Pit Panic Preview – Dig your way out of arcade disaster

by · tsa

Sometimes you just need that old-school arcade hit of pure, focused, fast-paced gaming. The team at Flying Rat Studio feel that too, and they’ve been working hard on their latest project, Pit Panic, reigniting that simple notion – you need to get to the top.

Pit Panic takes place in a pit. It may not take that much of a syntactical leap to also surmise that there may be some panic along the way too. This is an old-school arcade experience all the way, evoking memories of classics like Mr Driller, Dig Dug and Spelunky, while wrapping it in a thoroughly charming 2026 skin.

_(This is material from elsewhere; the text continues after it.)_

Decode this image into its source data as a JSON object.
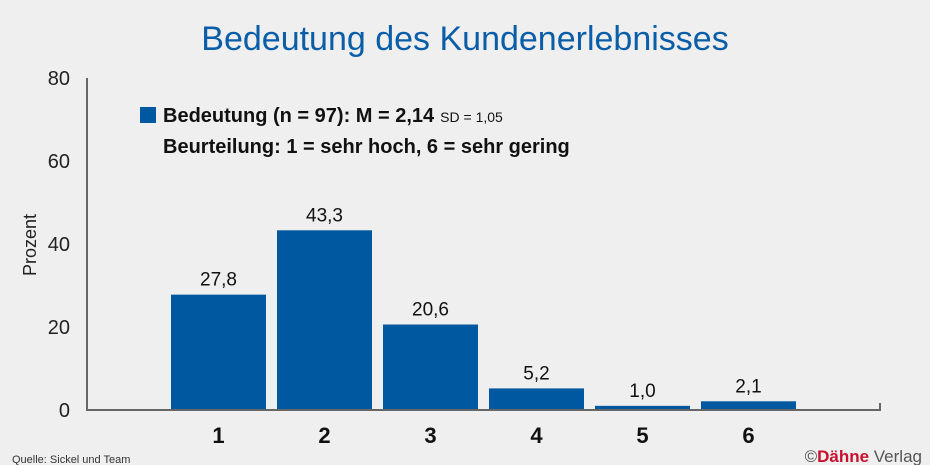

You’re an adventurer. You can immediately tell because you’ve got a backpack. This chirpy little chap presumably knows what he’s got himself into, as he’s already at the bottom of a pit, the Aztec temple crumbling above him, and he’s tooled up and ready to climb. First and foremost in your arsenal of tools is the Hook. This device can smash blocks at range, allows you to pick up items to throw, such as bombs and jars, and can grab pickups or keys to help you progress.

There’s some real risk and reward at work in Pit Panic, as you’re given the option of exchanging health for power-ups or by turning in the coins you’ve picked up from golden blocks. You can expand your moveset in this way, such as gaining a double jump to make it that much easier to climb higher, and while it opens things up in one way. Your diminutive adventurer is surprisingly spritely for a chap with a massive backpack and a mechanical grabber, but you’ll need every one of his tricks to keep your run going, and it becomes ever trickier and more frantic the further you go.

You have to make your own route by carefully choosing what blocks to smash, and which ones to leave alone. Some blocks are permanent, while others, like rickety crates, will break after a while and you have to wait for them to respawn. There are also much more dangerous blocks to avoid, whether they’re packed with explosives, or fall on you when you remove the block below them, instantly crushing you and sending you back to the beginning.

It can be a deceptively chilled experience at times. You can climb your way up, smashing your own route through the level. However, danger lurks! After accidentally setting off the temple – I was doing a fair bit of accidental everything during my first attempt – the area starts to fill up with water, forcing you to move much, much quicker as you try to outrun the climbing water. This would be the ‘panic’ from the title, wouldn’t it?

Everything here is handcrafted. The levels are not procedural, and the team have packed in an eye-watering 1100 stages to make your way through. When my first run ended in an ignominious flattening, I wanted to try again straight away, which feels like exactly what Flying Rat Studio want. Lucky for me, I could hop onto a Steam Deck while someone else tried out the PC version, and it felt perfectly at home on the handheld platform.

There’s four different biomes to clamber your way up through, and the bright and appealingly chunky visuals hide a stark challenge, forcing you to make split-second decisions that may, or may not, pan out. With daily leaderboards and future plans for a level editor that will put design tools straight into player’s hands, Flying Rat Studios are clearly hoping to create a thriving community around the game, one which it absolutely deserves.

Pit Panic is going to release on pretty much everything, with a demo arriving soon, leading up to the game’s full release this July. If you’re ready for an old-school hit of arcade goodness, Pit Panic is exactly what you need.